Autrefois, les sorcières risquaient le bûcher et autres tortures de l’Inquisition, mais c’est fini ! Les magiciennes d’aujourd’hui déploient leurs talents au grand jour, elles tiennent boutique, et surtout elles sont en quête d’absolu et cherchent le grand amour…
La cinéaste Anna Biller a étudié le 7ème Art à l’UCLA, en Californie, c’est une créatrice complète qui, en plus de la réalisation, pratique la peinture, écrit, compose… Pour The Love Witch, Biller a presque tout fait — scénario, mise en scène, montage, musique, décors, costumes. Elle ne joue pas dans le film, mais elle aurait pu (en 2007, elle s’est octroyé le rôle-titre de son premier long métrage, Viva). La vedette de The Love Witch, c’est Elaine, campée par la jolie Samantha Robinson. Une comédienne encore peu connue et qui ici évolue dans un univers de pure création cinématographique : maquillée et vêtue, comme le reste du casting, à la mode des années 1960-70, Elaine la « sorcière de l’amour », filmée sur pellicule 35 mm (Biller, puriste, voue aux gémonies les caméras vidéo), semble sortie tout droit d’une vieille série télé, apparaissant telle un clone de Diana Riggs dans un épisode en couleurs des Avengers.

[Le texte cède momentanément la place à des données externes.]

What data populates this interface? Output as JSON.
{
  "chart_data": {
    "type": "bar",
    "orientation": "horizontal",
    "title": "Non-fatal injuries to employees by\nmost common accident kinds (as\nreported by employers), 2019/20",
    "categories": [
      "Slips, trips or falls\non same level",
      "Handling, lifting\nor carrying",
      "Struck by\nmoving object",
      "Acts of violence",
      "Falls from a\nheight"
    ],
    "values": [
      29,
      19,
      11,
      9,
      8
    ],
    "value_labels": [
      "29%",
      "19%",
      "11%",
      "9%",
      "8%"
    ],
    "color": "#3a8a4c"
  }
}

Anna Biller s’est visiblement donné du mal pour assembler devant sa caméra un univers aux tons flashy et psychédéliques, faisant de The Love Witch un bel objet d’allure vintage. Cela dit, des articles de notre époque — quelques voitures, smartphones et strings — n’ont pas été bannis du plateau et leur présence à l’image brouille les repères. Bon, après tout, on baigne dans un microcosme parallèle mystérieux, ésotérique, où on n’a pas à tout comprendre ni tout expliquer. Ce qui est fâcheux, en revanche, c’est le fond du script, lui aussi peu clair quand il fait entendre un discours féministe qui, plus d’une fois, s’emmêle les pinceaux : grâce à la figure de la Sorcière, Anna Biller célèbre la force et l’indépendance féminines — un parti pris efficace, à défaut d’être original. Maintenant, le but poursuivi par son héroïne s’avère inadéquat, la belle Elaine n’ayant de cesse de mettre le grappin sur un prince charmant. Sa quête désuète de l’homme idéal passe par des spécimens tous horripilants, et les nombreux dialogues qui théorisent à l’envi sur les aspirations affectives du personnage passent mal, d’autant qu’ils contribuent à porter le métrage à une durée déraisonnable de deux heures ! L’apparition régulière des fesses et des jarretelles de l’héroïne (ainsi que son regard artistement maquillé) permet malgré tout de relancer l’intérêt du spectacle, encore que l’érotisme s’avère hypocrite, avec plusieurs figurants à poil (lors des sabbats orgiaques) alors que l’essentiel de l’anatomie des sorcières-vedettes (Elaine et une congénère prénommée Barbara) reste pudiquement masqué par de commodes artifices.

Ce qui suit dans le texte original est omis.